A dear colleague of mine, Ramon Wagner, had a completely different approach.  He talked all the time about front porches and how agencies had to sit on their front porches (figuratively) to understand the world and their place in it.  He didn’t believe in locked doors and, to this day, Community Advocates, the agency he founded, is a walk-in place. Stop in any day and you will see dozens of people in the waiting room who just walked in looking for help.  This is more than just not having a locked door.  Community Advocates, probably without knowing it, was on the cutting edge of a new way of thinking about human services than can be summed up in the word welcoming.

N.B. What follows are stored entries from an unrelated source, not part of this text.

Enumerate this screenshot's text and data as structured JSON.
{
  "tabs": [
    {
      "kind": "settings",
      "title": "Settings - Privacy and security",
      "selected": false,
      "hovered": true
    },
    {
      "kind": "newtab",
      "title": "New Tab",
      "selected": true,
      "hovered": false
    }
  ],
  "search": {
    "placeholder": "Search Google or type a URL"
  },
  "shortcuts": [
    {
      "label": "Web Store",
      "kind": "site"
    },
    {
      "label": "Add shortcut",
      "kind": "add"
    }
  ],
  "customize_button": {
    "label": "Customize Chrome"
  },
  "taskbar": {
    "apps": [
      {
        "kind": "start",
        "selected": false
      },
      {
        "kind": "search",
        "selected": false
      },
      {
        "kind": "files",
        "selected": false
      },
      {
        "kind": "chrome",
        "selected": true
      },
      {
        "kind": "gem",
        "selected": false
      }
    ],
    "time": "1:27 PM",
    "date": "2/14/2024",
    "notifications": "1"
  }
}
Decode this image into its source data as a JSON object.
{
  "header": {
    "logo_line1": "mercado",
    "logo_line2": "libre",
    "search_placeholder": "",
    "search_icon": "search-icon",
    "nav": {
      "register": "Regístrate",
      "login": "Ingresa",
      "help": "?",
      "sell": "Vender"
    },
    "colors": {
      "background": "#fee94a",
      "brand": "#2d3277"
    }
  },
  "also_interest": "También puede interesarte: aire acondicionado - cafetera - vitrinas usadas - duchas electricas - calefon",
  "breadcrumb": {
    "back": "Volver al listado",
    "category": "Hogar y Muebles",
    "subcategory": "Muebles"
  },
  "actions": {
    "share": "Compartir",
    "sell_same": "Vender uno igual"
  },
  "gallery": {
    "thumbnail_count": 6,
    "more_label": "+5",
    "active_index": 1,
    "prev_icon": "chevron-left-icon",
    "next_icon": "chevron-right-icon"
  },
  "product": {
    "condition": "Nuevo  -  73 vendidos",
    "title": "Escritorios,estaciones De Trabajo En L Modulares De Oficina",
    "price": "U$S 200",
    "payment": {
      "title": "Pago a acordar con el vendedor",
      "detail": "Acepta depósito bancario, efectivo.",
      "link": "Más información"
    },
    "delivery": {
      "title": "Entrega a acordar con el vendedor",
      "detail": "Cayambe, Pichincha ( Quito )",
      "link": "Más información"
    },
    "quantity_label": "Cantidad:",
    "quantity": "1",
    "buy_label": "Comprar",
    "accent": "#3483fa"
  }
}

For the past few months, I’ve been assisting the Community Services Branch of the Behavioral Health Division in its efforts to establish a Comprehensive Continuous Integrated System of Care.  Fundamentally, this is about integrated substance abuse and mental health treatment services but, to me, the overarching value in the approach is the concept of welcoming.  Drs. Minkoff and Cline, the primary consultants to Milwaukee County on this effort, explain this concept in an article “Developing Welcoming Systems for Individuals with Co-Occurring Disorders: The Role of the Comprehensive Continues Integrated System of Care Model,” found at http://www.kenminkoff.com/articles/dualdx2004-1-devwelcomingsys.pdf.

Welcoming is about not having a locked door to anything.  At least as I understand it so far, it means that a troubled person presenting him or herself for help is welcomed, helped and respected.  “You’re in the right place.  We’re glad to see you.”  That’s the message.  Even if a person ends up needing to go to another program with more expertise or somehow can’t qualify for what’s available on-site, the message remains – “it’s good that you’ve decided to seek help and we will help you find it.”  This isn’t just at the front door but throughout an organization.

When people are sick and down, when they feel they’ve lost everything and have no choice but to ask for help, they don’t need locked doors and stern looks.  They need ackknowledgement, a smile, and maybe a nice cup of coffee.  In short, they need to be welcomed.